Indian Springs students recognized on national scale

INDIAN SPRINGS VILLAGE – Three Indian Springs School students are among 89 high school students in Alabama selected as U.S. Presidential Scholar candidates, a distinction reserved for the brightest students in the nation.

Indian Springs seniors Joon Soo Sea, Davis Tyler-Dudley and Emma Turner are in the running to be named a U.S. Presidential Scholar. All high school seniors in the U.S. who took either the ACT or the SAT are automatically considered for participation in the U.S. Presidential Scholar Program. The U.S. Department of Education then selects examinees in each state to be candidates.

Students chosen as a U.S. Presidential Scholar will receive an expense-paid trip to Washington, D. C. in June and are presented with the U.S. Presidential Scholars medallion at a ceremony sponsored by the White House.

Sea, who was born in the South Korean city of Gyeongsan and now lives in Indian Springs Village, received a 2400 subscore on the SAT. He has applied to Ivy League schools with hopes of studying economics and business management.

Davis Tyler-Dudley, a resident of Indian Springs Village, scored a perfect 36 on the ACT. Although he hasn’t decided what university he will attend in the fall, Harvard and Princeton universities are the top two contenders.

Emma Turner, a Birmingham resident, scored a 35 on the ACT. She has already been accepted early at Georgetown University and Boston College, however she is still waiting to hear back from Wellesley College, Barnard College, Tufts University, Yale University, Emory University and Dartmouth College.

Sea said finishing his high school career at Indian Springs, a place that he said has embraced him for who he is as a person, is a “definite milestone” in life itself.

“In the span of 10 to 15 years, I envision myself to be successful in both entrepreneurial and humanitarian fields of business,” Sea said. “Receiving a distinction of such stature is like a cherry on top, it makes the moment that much more memorable than it already is.”

Sea said individual recognition for personal achievements, especially on a national scale, are uncommon in South Korea. He said his family’s online chat room “started flooding with compliments and emojis” when they heard the news.

Dudley said he’s leaning in the direction of studying something in the realm of international relations or international business and see’s it as possible future career path.

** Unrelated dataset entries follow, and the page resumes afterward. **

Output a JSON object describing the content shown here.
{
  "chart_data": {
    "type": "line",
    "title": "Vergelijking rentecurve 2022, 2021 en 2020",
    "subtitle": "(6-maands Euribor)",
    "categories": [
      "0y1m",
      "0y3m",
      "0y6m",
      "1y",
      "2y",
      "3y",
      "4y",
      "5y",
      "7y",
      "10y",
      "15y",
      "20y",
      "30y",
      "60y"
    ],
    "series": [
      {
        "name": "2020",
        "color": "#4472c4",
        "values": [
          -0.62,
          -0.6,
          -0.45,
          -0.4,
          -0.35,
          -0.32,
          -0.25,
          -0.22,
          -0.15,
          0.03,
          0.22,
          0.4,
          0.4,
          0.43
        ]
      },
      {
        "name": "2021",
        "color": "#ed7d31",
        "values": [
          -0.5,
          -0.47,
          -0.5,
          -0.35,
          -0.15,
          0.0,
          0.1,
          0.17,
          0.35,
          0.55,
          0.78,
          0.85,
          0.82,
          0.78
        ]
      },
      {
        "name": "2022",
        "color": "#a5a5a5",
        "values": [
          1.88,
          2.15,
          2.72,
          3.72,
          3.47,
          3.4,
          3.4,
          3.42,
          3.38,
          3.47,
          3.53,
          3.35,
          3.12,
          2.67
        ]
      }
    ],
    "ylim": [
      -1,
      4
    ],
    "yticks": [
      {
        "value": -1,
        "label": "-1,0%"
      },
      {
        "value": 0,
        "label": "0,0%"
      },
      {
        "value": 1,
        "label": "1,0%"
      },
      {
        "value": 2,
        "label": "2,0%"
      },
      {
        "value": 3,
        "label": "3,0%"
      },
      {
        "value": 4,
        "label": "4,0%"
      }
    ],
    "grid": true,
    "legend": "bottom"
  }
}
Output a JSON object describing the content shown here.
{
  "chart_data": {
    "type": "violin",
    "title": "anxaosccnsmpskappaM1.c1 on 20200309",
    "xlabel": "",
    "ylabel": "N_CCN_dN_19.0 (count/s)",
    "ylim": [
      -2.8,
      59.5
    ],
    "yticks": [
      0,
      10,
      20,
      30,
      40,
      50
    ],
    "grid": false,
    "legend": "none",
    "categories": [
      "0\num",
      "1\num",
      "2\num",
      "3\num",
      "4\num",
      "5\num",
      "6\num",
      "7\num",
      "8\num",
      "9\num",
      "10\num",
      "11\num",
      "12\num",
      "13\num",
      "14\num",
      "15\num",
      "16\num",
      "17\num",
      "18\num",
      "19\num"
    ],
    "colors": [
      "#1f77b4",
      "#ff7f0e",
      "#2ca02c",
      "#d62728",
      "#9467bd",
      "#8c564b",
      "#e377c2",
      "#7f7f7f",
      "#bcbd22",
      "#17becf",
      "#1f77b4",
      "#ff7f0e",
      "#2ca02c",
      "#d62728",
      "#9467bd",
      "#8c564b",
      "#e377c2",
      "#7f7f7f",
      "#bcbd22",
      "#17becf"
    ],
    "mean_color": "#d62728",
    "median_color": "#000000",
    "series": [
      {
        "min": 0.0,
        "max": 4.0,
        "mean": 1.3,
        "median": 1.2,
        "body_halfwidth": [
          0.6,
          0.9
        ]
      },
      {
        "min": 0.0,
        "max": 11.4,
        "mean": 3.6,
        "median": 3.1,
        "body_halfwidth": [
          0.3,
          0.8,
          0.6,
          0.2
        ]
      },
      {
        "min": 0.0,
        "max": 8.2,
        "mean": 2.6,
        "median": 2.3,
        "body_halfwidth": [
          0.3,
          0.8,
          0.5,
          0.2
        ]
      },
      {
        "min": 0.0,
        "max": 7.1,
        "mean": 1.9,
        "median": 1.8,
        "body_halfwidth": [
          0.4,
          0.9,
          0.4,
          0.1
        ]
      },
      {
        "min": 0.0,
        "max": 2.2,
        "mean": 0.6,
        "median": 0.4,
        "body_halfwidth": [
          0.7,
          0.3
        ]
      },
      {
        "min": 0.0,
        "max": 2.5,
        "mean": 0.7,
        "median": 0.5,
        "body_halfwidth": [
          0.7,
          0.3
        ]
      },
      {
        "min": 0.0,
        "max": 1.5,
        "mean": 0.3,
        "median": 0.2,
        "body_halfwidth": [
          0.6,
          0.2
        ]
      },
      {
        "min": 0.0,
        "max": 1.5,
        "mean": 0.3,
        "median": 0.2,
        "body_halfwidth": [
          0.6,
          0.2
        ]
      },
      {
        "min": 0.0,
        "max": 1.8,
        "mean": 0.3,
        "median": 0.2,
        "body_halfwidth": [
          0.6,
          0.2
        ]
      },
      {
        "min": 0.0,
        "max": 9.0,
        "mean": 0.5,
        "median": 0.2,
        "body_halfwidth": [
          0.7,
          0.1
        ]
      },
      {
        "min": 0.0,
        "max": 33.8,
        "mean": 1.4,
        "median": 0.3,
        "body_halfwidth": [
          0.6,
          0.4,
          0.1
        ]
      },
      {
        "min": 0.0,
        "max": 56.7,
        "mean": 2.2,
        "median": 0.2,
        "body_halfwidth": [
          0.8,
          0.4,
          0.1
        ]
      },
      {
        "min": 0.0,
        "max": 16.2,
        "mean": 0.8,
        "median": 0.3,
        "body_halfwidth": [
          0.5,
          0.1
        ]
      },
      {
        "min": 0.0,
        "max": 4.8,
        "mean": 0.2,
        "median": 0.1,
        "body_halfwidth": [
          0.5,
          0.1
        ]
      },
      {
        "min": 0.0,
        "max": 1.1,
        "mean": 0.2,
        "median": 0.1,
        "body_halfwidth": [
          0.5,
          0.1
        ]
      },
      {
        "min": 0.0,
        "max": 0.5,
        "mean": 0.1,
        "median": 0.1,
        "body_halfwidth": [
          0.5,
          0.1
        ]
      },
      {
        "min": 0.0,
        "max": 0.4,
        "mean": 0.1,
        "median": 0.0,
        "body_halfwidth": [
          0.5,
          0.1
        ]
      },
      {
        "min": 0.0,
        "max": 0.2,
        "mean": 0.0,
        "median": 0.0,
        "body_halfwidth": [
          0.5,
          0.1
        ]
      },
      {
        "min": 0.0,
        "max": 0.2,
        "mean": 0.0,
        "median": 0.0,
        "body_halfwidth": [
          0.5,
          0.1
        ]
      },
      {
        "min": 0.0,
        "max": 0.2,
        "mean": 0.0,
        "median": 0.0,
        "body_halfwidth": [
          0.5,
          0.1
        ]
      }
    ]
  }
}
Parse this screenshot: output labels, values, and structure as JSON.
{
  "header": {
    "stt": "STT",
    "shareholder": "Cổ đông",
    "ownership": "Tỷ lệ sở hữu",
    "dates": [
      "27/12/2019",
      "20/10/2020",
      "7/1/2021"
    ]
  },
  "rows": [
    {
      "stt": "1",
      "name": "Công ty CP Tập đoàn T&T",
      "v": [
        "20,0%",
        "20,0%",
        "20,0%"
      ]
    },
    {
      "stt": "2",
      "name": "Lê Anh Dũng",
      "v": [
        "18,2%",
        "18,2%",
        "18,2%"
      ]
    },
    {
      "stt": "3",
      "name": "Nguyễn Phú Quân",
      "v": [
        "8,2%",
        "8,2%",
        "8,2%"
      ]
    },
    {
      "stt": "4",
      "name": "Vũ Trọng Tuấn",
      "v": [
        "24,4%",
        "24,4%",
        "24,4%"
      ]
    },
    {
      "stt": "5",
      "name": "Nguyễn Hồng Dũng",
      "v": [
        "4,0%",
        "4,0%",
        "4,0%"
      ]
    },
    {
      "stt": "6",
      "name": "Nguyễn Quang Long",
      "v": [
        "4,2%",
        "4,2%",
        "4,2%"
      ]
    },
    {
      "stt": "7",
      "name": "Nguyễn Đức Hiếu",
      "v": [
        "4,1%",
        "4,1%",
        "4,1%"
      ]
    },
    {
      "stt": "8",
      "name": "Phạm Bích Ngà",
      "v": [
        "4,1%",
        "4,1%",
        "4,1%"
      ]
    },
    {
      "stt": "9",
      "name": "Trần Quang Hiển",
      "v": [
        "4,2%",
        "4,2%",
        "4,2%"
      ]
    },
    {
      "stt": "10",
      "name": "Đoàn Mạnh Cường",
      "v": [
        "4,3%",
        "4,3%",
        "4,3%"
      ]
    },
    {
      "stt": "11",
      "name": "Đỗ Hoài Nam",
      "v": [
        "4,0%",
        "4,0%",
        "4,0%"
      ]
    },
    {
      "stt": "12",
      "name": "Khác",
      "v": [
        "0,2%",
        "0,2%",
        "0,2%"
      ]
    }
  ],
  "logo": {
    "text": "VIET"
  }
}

Dudley said an added bonus is that those career paths give him “an excuse to keep up my hobby of learning foreign languages.”

“It feels nice to receive this sort of widespread recognition for my achievements,” Dudley said. “I don’t feel any need to prove myself, but opportunities like this serve to remind me that I need to continue to excel in any way that I can so that I can make an impact on the world around me.”

Turner said she feels honored to be recognized on a national stage.

“I was so surprised when I received the letter,” she said. “I am dyslexic and struggled during elementary and middle school, so it really means a lot to be recognized for this academic achievement.”

She wants to major in political science and economics.

“I’m planning to work in D.C. for a couple of years and then return to Alabama to work in politics – maybe run for office,” she said.

Each year, up to 161 students are named as U.S. Presidential Scholars, one of the nation’s highest honors for high school students.